Pas à pas, les entrepreneures québécoises prennent leur place au sein du monde des affaires. Le point avec une leader d'expérience.
Ruth Vachon a relevé la plupart des défis qui jalonnent le parcours d'une entrepreneure. Présidente du Réseau des femmes d'affaires du Québec (RFAQ) depuis près de deux ans, la Saguenéenne a commencé sa carrière par un passage chez Alcan, puis elle a fondé, à 28 ans, la première de ses deux entreprises... ainsi que son foyer familial. Engagée et volontaire, nommée femme d'affaires du Saguenay à maintes reprises, Mme Vachon porte désormais un regard neuf, grâce à un certain recul, sur les nouveaux enjeux auxquels fait face la gent féminine professionnelle.
Une question d'ambition
«On ne prend pas conscience de l'ampleur de nos défis quand on est entrepreneure, tellement on est dans notre bulle», constate-t-elle aujourd'hui. L'enjeu le plus critique, à ses yeux, est- ce l'équité salariale ? la parité ? la conciliation travail-famille ?
Que nenni. Même si ceux-ci demeurent primordiaux, Ruth Vachon brandit avant toute chose les résultats d'une récente étude de chercheurs de l'Université d'Ottawa : selon leurs conclusions, les descendants d'Adam auraient en général plus d'ambition que ceux d'Ève. Mais pour Mme Vachon, cette situation n'est pas due à un manque d'ambition, plutôt à un manque de confiance en soi-même.
«Les femmes d'affaires québécoises doivent prendre conscience de leurs capacités. Elles sont réticentes quand il s'agit de se promouvoir, de communiquer sans complexe leurs performances. Elles sont très humbles ; on dirait qu'elles ont peur d'être prétentieuses», indique celle qui s'est donné pour mission de lever les freins vers la réussite que les femmes mettent elles-mêmes.
Le désir de ne «pas aller trop vite», de «garder l'équilibre entre vie personnelle et vie professionnelle» se reflète partout, peut-être même de façon plus intense chez les plus jeunes. «Au RFAQ, on a eu l'occasion de former des femmes de la génération Y ayant des carrières de taille ; des jeunes de chez Deloitte, du Cirque du Soleil. Elles disent vouloir le même résultat que nous [des femmes d'affaires plus âgées], mais pas de la même façon.»
À la recherche de modèles modernes
Alors, quels moyens et stratégies le RFAQ peut-il mettre en place pour relever ce défi ? Avant tout, définir des modèles différents de ceux que l'on voit actuellement.
«On cherche des modèles de femmes inspirants, atteignables et qui représentent l'équilibre, confie Ruth Vachon, qui souhaite surtout combler l'écart entre les générations.
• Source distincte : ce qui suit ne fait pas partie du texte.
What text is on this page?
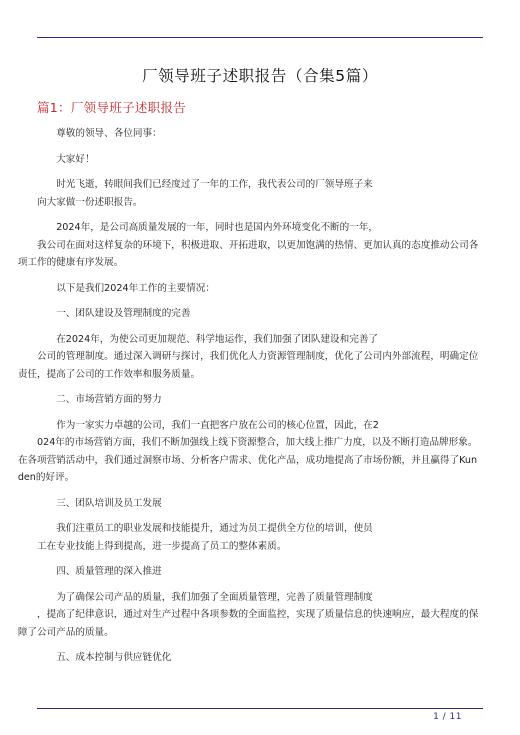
厂领导班子述职报告（合集5篇）
篇1：厂领导班子述职报告

尊敬的领导、各位同事：

大家好！

时光飞逝，转眼间我们已经度过了一年的工作，我代表公司的厂领导班子来
向大家做一份述职报告。

2024年，是公司高质量发展的一年，同时也是国内外环境变化不断的一年，
我公司在面对这样复杂的环境下，积极进取、开拓进取，以更加饱满的热情、更加认真的态度推动公司各项工作的健康有序发展。

以下是我们2024年工作的主要情况：

一、团队建设及管理制度的完善

在2024年，为使公司更加规范、科学地运作，我们加强了团队建设和完善了
公司的管理制度。通过深入调研与探讨，我们优化人力资源管理制度，优化了公司内外部流程，明确定位责任，提高了公司的工作效率和服务质量。

二、市场营销方面的努力

作为一家实力卓越的公司，我们一直把客户放在公司的核心位置，因此，在2
024年的市场营销方面，我们不断加强线上线下资源整合，加大线上推广力度，以及不断打造品牌形象。在各项营销活动中，我们通过洞察市场、分析客户需求、优化产品，成功地提高了市场份额，并且赢得了Kunden的好评。

三、团队培训及员工发展

我们注重员工的职业发展和技能提升，通过为员工提供全方位的培训，使员
工在专业技能上得到提高，进一步提高了员工的整体素质。

四、质量管理的深入推进

为了确保公司产品的质量，我们加强了全面质量管理，完善了质量管理制度
，提高了纪律意识，通过对生产过程中各项参数的全面监控，实现了质量信息的快速响应，最大程度的保障了公司产品的质量。

五、成本控制与供应链优化

1 / 11
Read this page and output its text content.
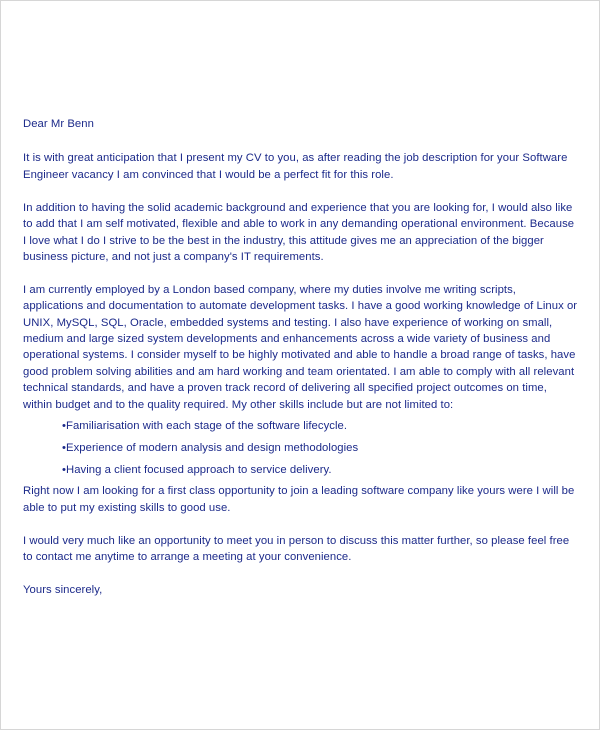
Dear Mr Benn

It is with great anticipation that I present my CV to you, as after reading the job description for your Software Engineer vacancy I am convinced that I would be a perfect fit for this role.

In addition to having the solid academic background and experience that you are looking for, I would also like to add that I am self motivated, flexible and able to work in any demanding operational environment. Because I love what I do I strive to be the best in the industry, this attitude gives me an appreciation of the bigger business picture, and not just a company's IT requirements.

I am currently employed by a London based company, where my duties involve me writing scripts, applications and documentation to automate development tasks. I have a good working knowledge of Linux or UNIX, MySQL, SQL, Oracle, embedded systems and testing. I also have experience of working on small, medium and large sized system developments and enhancements across a wide variety of business and operational systems. I consider myself to be highly motivated and able to handle a broad range of tasks, have good problem solving abilities and am hard working and team orientated. I am able to comply with all relevant technical standards, and have a proven track record of delivering all specified project outcomes on time, within budget and to the quality required. My other skills include but are not limited to:

•Familiarisation with each stage of the software lifecycle.
•Experience of modern analysis and design methodologies
•Having a client focused approach to service delivery.

Right now I am looking for a first class opportunity to join a leading software company like yours were I will be able to put my existing skills to good use.

I would very much like an opportunity to meet you in person to discuss this matter further, so please feel free to contact me anytime to arrange a meeting at your convenience.

Yours sincerely,
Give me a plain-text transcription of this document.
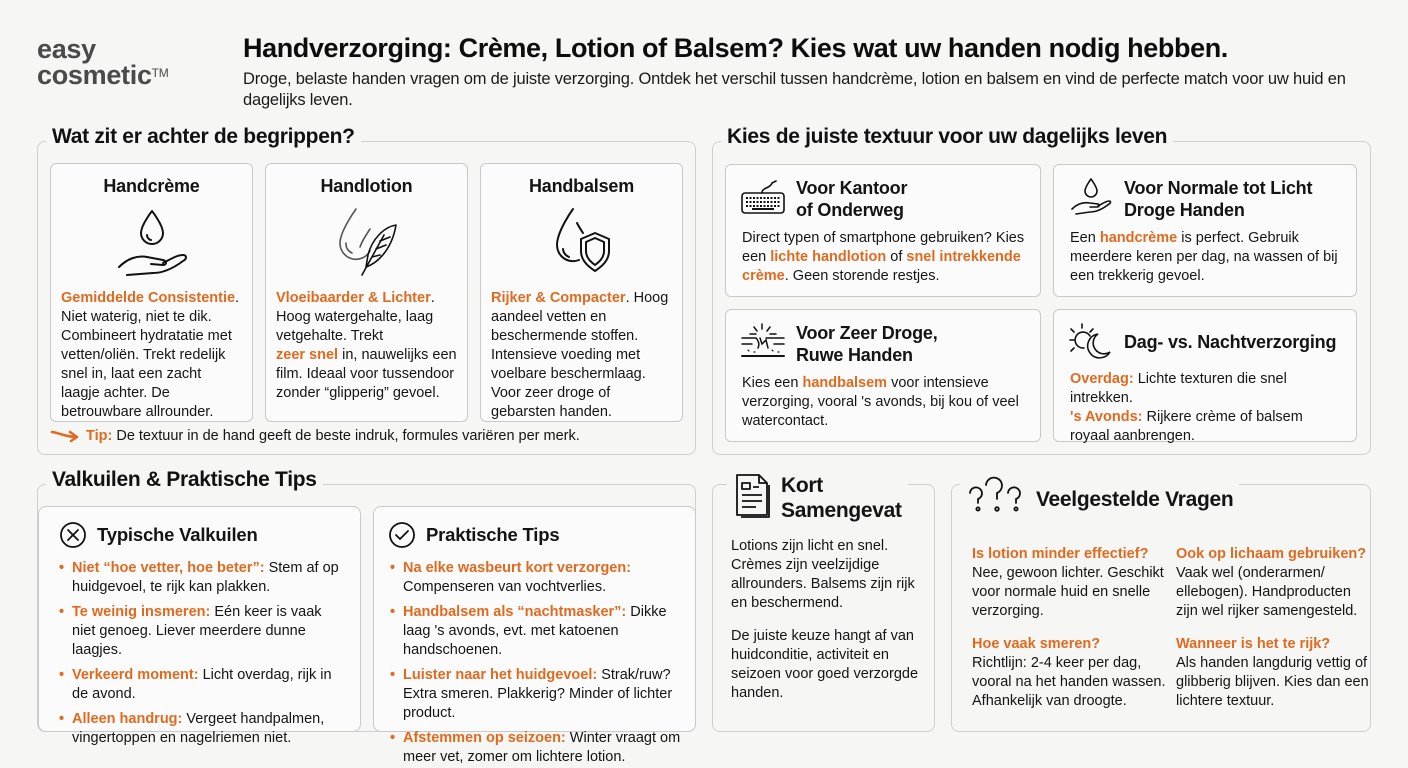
easy
cosmetic™
Handverzorging: Crème, Lotion of Balsem? Kies wat uw handen nodig hebben.
Droge, belaste handen vragen om de juiste verzorging. Ontdek het verschil tussen handcrème, lotion en balsem en vind de perfecte match voor uw huid en dagelijks leven.
Wat zit er achter de begrippen?
Handcrème
Gemiddelde Consistentie. Niet waterig, niet te dik. Combineert hydratatie met vetten/oliën. Trekt redelijk snel in, laat een zacht laagje achter. De betrouwbare allrounder.
Handlotion
Vloeibaarder & Lichter. Hoog watergehalte, laag vetgehalte. Trekt
zeer snel in, nauwelijks een film. Ideaal voor tussendoor zonder “glipperig” gevoel.
Handbalsem
Rijker & Compacter. Hoog aandeel vetten en beschermende stoffen. Intensieve voeding met voelbare beschermlaag. Voor zeer droge of gebarsten handen.
Tip: De textuur in de hand geeft de beste indruk, formules variëren per merk.
Kies de juiste textuur voor uw dagelijks leven
Voor Kantoor
of Onderweg
Direct typen of smartphone gebruiken? Kies een lichte handlotion of snel intrekkende crème. Geen storende restjes.
Voor Normale tot Licht
Droge Handen
Een handcrème is perfect. Gebruik meerdere keren per dag, na wassen of bij een trekkerig gevoel.
Voor Zeer Droge,
Ruwe Handen
Kies een handbalsem voor intensieve verzorging, vooral 's avonds, bij kou of veel watercontact.
Dag- vs. Nachtverzorging
Overdag: Lichte texturen die snel intrekken.
's Avonds: Rijkere crème of balsem royaal aanbrengen.
Valkuilen & Praktische Tips
Typische Valkuilen
• Niet “hoe vetter, hoe beter”: Stem af op huidgevoel, te rijk kan plakken.
• Te weinig insmeren: Eén keer is vaak niet genoeg. Liever meerdere dunne laagjes.
• Verkeerd moment: Licht overdag, rijk in de avond.
• Alleen handrug: Vergeet handpalmen, vingertoppen en nagelriemen niet.
Praktische Tips
• Na elke wasbeurt kort verzorgen: Compenseren van vochtverlies.
• Handbalsem als “nachtmasker”: Dikke laag 's avonds, evt. met katoenen handschoenen.
• Luister naar het huidgevoel: Strak/ruw? Extra smeren. Plakkerig? Minder of lichter product.
• Afstemmen op seizoen: Winter vraagt om meer vet, zomer om lichtere lotion.
Kort
Samengevat

Lotions zijn licht en snel. Crèmes zijn veelzijdige allrounders. Balsems zijn rijk en beschermend.

De juiste keuze hangt af van huidconditie, activiteit en seizoen voor goed verzorgde handen.

Veelgestelde Vragen
Is lotion minder effectief?
Nee, gewoon lichter. Geschikt voor normale huid en snelle verzorging.
Ook op lichaam gebruiken?
Vaak wel (onderarmen/ ellebogen). Handproducten zijn wel rijker samengesteld.
Hoe vaak smeren?
Richtlijn: 2-4 keer per dag, vooral na het handen wassen. Afhankelijk van droogte.
Wanneer is het te rijk?
Als handen langdurig vettig of glibberig blijven. Kies dan een lichtere textuur.
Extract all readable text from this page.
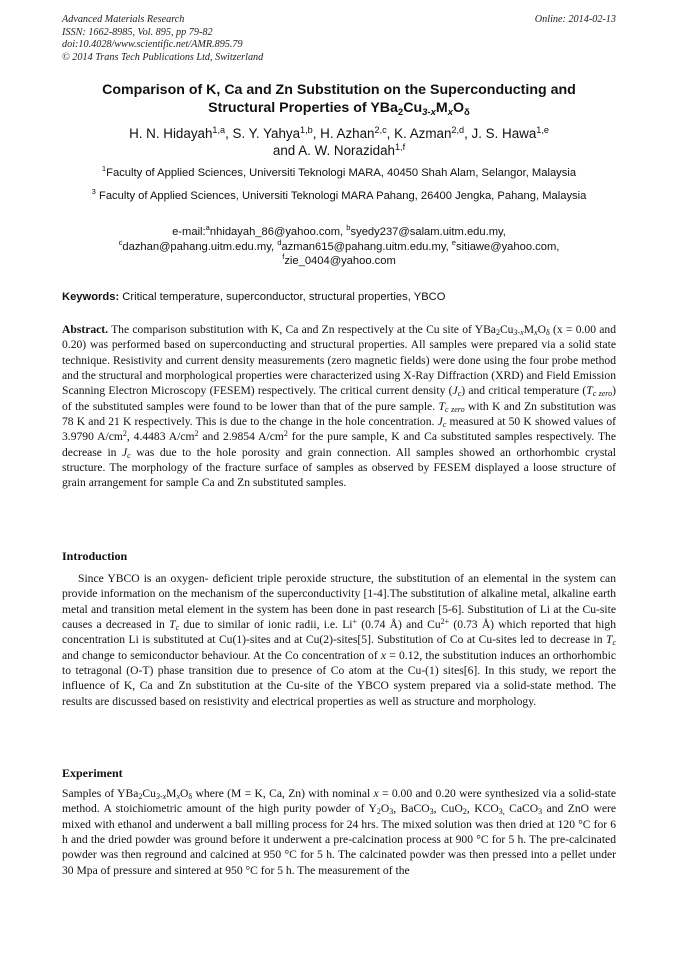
Advanced Materials Research
ISSN: 1662-8985, Vol. 895, pp 79-82
doi:10.4028/www.scientific.net/AMR.895.79
© 2014 Trans Tech Publications Ltd, Switzerland
Online: 2014-02-13
Comparison of K, Ca and Zn Substitution on the Superconducting and
Structural Properties of $YBa_2Cu_{3-x}M_xO_\delta$
H. N. Hidayah$^{1,a}$, S. Y. Yahya$^{1,b}$, H. Azhan$^{2,c}$, K. Azman$^{2,d}$, J. S. Hawa$^{1,e}$
and A. W. Norazidah$^{1,f}$
$^1$Faculty of Applied Sciences, Universiti Teknologi MARA, 40450 Shah Alam, Selangor, Malaysia
$^3$ Faculty of Applied Sciences, Universiti Teknologi MARA Pahang, 26400 Jengka, Pahang, Malaysia
e-mail:$^a$nhidayah_86@yahoo.com, $^b$syedy237@salam.uitm.edu.my,
$^c$dazhan@pahang.uitm.edu.my, $^d$azman615@pahang.uitm.edu.my, $^e$sitiawe@yahoo.com,
$^f$zie_0404@yahoo.com
Keywords: Critical temperature, superconductor, structural properties, YBCO
Abstract. The comparison substitution with K, Ca and Zn respectively at the Cu site of $YBa_2Cu_{3-x}M_xO_\delta$ (x = 0.00 and 0.20) was performed based on superconducting and structural properties. All samples were prepared via a solid state technique. Resistivity and current density measurements (zero magnetic fields) were done using the four probe method and the structural and morphological properties were characterized using X-Ray Diffraction (XRD) and Field Emission Scanning Electron Microscopy (FESEM) respectively. The critical current density $(J_c)$ and critical temperature $(T_{c zero})$ of the substituted samples were found to be lower than that of the pure sample. $T_{c zero}$ with K and Zn substitution was 78 K and 21 K respectively. This is due to the change in the hole concentration. $J_c$ measured at 50 K showed values of 3.9790 $A/cm^2$, 4.4483 $A/cm^2$ and 2.9854 $A/cm^2$ for the pure sample, K and Ca substituted samples respectively. The decrease in $J_c$ was due to the hole porosity and grain connection. All samples showed an orthorhombic crystal structure. The morphology of the fracture surface of samples as observed by FESEM displayed a loose structure of grain arrangement for sample Ca and Zn substituted samples.
Introduction
Since YBCO is an oxygen- deficient triple peroxide structure, the substitution of an elemental in the system can provide information on the mechanism of the superconductivity [1-4].The substitution of alkaline metal, alkaline earth metal and transition metal element in the system has been done in past research [5-6]. Substitution of Li at the Cu-site causes a decreased in $T_c$ due to similar of ionic radii, i.e. Li+ (0.74 Å) and $Cu^{2+}$ (0.73 Å) which reported that high concentration Li is substituted at Cu(1)-sites and at Cu(2)-sites[5]. Substitution of Co at Cu-sites led to decrease in $T_c$ and change to semiconductor behaviour. At the Co concentration of x = 0.12, the substitution induces an orthorhombic to tetragonal (O-T) phase transition due to presence of Co atom at the Cu-(1) sites[6]. In this study, we report the influence of K, Ca and Zn substitution at the Cu-site of the YBCO system prepared via a solid-state method. The results are discussed based on resistivity and electrical properties as well as structure and morphology.
Experiment
Samples of $YBa_2Cu_{3-x}M_xO_\delta$ where (M = K, Ca, Zn) with nominal x = 0.00 and 0.20 were synthesized via a solid-state method. A stoichiometric amount of the high purity powder of $Y_2O_3$, BaCO$_3$, CuO$_2$, $KCO_{3,}$ CaCO$_3$ and ZnO were mixed with ethanol and underwent a ball milling process for 24 hrs. The mixed solution was then dried at 120 °C for 6 h and the dried powder was ground before it underwent a pre-calcination process at 900 °C for 5 h. The pre-calcinated powder was then reground and calcined at 950 °C for 5 h. The calcinated powder was then pressed into a pellet under 30 Mpa of pressure and sintered at 950 °C for 5 h. The measurement of the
Oui, on a des Monique Leroux, des Jacynthe Côté. Mais comprenez qu'entre 25 et 55 ans, il y a un fossé.»
Et, aussitôt que le réseau prospecte ses modèles féminins idéaux, l'écueil de la confiance en soi ressurgit. «Quand on sollicite des femmes en bas de la quarantaine, elles nous disent : «Attendez, je n'ai rien réalisé encore, je ne suis pas prête». Et pourtant, elles s'investissent dans des entreprises qui font des dizaines de millions de dollars de chiffre d'affaires. La femme considère qu'elle n'en a jamais assez fait», déplore la présidente du réseau.
Un éventail de défis
Bien entendu, au sein du RFAQ, qui compte actuellement un peu plus de 2 000 membres, les autres chevaux de bataille sont loin d'être délaissés. Équité salariale et égalité hommes-femmes sont toujours au menu, et l'aspiration à la parité reste plus que jamais à l'ordre du jour.
«Notre objectif reste d'atteindre la parité et d'augmenter notre présence partout», confirme Ruth Vachon, qui préfère écarter la voie législative.
«On en a assez de parler de lois», dit-elle, précisant que le réseau préfère formuler des propositions de moyens «concrets et réalistes» auprès du gouvernement. Parmi ces derniers, citons le développement de normes pour permettre aux femmes de mieux s'insérer dans les conseils d'administration.
Le deuxième volet de la politique publique pour l'égalité hommes-femmes vient justement d'entrer en vigueur en 2011.
Estimé à 290 millions de dollars, ce deuxième volet prévoit une centaine d'actions au cours des quatre prochaines années, dont la promotion de la parité au sein des conseils d'administration de grandes entreprises privées, ou encore l'encouragement de la participation des entrepreneures aux marchés publics.